Me asombró la cantidad de sitios recién abiertos y no sé cuantos seguirán existiendo dentro de unos meses porque ya se nota que algunos encontraron una clientela mientras otros se quedan desesperadamente desiertos.
De paso, noté un café de los gatos y apunté que tengo que probar este sitio :-)

2/04/2017

Días europeos de la artesanía

Hubo mucha comunicación en la capital gala acerca de este acontecimiento europeo y como me interesa descubrir los inventos de los artistas/artesanos que presentan su trabajo, dediqué un gran rato a visitar algunas tiendas/talleres.

Para empezar, pasé por la calle en donde Charlotte Castanier cuelga sus criaturas y pude admirar sur última creación.

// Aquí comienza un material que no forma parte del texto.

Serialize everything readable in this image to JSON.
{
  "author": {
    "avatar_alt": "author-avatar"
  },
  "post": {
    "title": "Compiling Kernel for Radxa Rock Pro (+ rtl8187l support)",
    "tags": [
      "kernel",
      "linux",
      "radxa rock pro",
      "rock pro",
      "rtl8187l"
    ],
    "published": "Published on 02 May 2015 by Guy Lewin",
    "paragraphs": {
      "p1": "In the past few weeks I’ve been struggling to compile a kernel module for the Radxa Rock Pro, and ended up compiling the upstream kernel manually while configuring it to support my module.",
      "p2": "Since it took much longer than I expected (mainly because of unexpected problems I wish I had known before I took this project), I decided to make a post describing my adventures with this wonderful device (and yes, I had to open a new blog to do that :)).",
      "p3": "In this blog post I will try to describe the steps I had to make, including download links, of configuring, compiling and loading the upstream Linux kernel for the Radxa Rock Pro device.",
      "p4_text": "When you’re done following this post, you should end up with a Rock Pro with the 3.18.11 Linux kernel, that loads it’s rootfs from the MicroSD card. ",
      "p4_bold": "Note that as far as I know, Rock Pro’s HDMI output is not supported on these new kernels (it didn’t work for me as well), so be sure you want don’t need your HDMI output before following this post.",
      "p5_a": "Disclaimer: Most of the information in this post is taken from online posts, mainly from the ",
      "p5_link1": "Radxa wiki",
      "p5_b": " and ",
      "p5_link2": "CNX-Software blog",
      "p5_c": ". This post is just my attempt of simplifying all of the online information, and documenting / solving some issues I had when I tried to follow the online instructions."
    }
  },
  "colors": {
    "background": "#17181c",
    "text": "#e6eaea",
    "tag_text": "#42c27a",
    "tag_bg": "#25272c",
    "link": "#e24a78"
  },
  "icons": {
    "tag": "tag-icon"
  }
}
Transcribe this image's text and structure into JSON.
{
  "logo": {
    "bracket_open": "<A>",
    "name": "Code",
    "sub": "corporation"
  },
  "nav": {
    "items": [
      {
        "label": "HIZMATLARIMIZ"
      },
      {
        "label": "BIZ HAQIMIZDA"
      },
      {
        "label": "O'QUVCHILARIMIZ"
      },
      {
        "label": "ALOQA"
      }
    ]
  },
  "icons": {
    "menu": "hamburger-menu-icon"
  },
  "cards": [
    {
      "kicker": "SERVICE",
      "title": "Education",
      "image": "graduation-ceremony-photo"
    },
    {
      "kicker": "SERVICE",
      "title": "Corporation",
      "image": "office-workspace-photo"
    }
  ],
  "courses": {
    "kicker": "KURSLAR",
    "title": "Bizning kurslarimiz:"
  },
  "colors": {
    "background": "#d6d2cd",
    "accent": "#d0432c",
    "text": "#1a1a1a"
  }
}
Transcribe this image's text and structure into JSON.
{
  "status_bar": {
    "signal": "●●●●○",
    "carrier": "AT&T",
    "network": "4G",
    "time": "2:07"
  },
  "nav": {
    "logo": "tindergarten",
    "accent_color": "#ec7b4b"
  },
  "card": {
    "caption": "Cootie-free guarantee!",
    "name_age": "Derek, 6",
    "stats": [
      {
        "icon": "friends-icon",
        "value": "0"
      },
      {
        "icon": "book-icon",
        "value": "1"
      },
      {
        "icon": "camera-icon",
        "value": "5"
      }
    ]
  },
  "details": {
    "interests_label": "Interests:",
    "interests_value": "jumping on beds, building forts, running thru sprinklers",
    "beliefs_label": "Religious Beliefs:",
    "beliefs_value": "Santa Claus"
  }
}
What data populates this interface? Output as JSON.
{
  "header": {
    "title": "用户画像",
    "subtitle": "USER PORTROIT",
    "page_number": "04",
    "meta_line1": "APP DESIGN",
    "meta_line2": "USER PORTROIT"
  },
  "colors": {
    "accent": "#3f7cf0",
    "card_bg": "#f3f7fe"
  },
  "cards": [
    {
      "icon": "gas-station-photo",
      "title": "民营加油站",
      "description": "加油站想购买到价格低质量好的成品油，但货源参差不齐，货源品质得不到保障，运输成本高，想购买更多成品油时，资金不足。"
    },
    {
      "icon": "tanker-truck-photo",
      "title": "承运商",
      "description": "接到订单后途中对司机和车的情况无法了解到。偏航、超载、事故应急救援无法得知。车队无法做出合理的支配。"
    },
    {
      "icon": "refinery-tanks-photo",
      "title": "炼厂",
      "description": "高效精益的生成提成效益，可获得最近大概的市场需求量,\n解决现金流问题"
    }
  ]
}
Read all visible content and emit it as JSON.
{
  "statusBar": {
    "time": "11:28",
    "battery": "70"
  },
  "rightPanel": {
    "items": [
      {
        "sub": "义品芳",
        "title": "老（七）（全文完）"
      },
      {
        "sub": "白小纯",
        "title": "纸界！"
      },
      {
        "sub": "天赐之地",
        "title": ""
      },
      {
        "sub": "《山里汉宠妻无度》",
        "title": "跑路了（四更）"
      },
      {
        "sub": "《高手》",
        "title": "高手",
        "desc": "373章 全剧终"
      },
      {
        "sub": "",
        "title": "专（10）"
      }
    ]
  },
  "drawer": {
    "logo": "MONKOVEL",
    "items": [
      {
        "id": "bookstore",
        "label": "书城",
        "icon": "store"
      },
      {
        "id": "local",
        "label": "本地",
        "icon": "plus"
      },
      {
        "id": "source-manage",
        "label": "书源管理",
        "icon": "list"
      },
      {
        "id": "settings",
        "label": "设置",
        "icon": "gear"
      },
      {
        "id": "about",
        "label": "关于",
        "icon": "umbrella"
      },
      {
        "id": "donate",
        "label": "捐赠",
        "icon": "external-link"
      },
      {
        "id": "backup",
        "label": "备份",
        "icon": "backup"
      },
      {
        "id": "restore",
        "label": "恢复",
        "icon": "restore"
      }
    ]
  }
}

Seguí rumbo al mercado de las pulgas y constaté con una decepción que la tejeduría anunciada en el programa estaba cerrada. Total, volví a mi barrio en donde habían organizado un recorrido con mapa para descubrir una docena de sitios.

Mi primera parada fue en la galería Wenge en donde la creadora Amira Sliman diseña y fabrica joyas. Hoy la galería también albergaba a la ceramista Tulin Diker que presentaba algunas piezas caladas muy bonitas.

Luego pasé por la tienda instalada en la calle des Gardes para enseñar en un sitio único el trabajo de varios artesanos del barrio. Allí vi un vestido de malla diseñado por Marcia de Carvalho, joyas de Fanny Kachintzeff, zapatos de Maurice Arnoult, bolsos de Dognin… pero lo que más me gustó fue un vestido diseñado por Francine Faleu y seguí rumbo a la tienda siguiente para descubrir su trabajo.

En este sitio me explicaron que las telas son fabricadas en Africa del Oeste, que utilizan tinturas naturales para conseguir los colores principales de las prendas y que los demás dibujos son pintados sobre el tejido. Las creaciones, de muy buena calidad, me parecieron muy acertadas y los precios, aunque elevados, no son inasequibles. Por suerte sólo tenían prendas de talla 34, así que no me arruiné :-)

En la otra acera, no visité los talleres de zapatos y de bolsos, cuyos precios no son compatibles con mi presupuesto, y pasé por la tienda de Fabrice Daigremont, arquitecto de interior/diseñador. Ya había mirado su escaparate pero hoy pude explorar el contenido de su pequeño estudio/taller y la verdad es que noté varios detalles interesantes. Entre las cosas que más me gustaron mencionaré una pantalla de lámpara y unas cortinas muy bonitas.

Y eso fue mi última parada del día.
Luego tocaba instalar mi modesto balcón para que las gatas puedan broncear.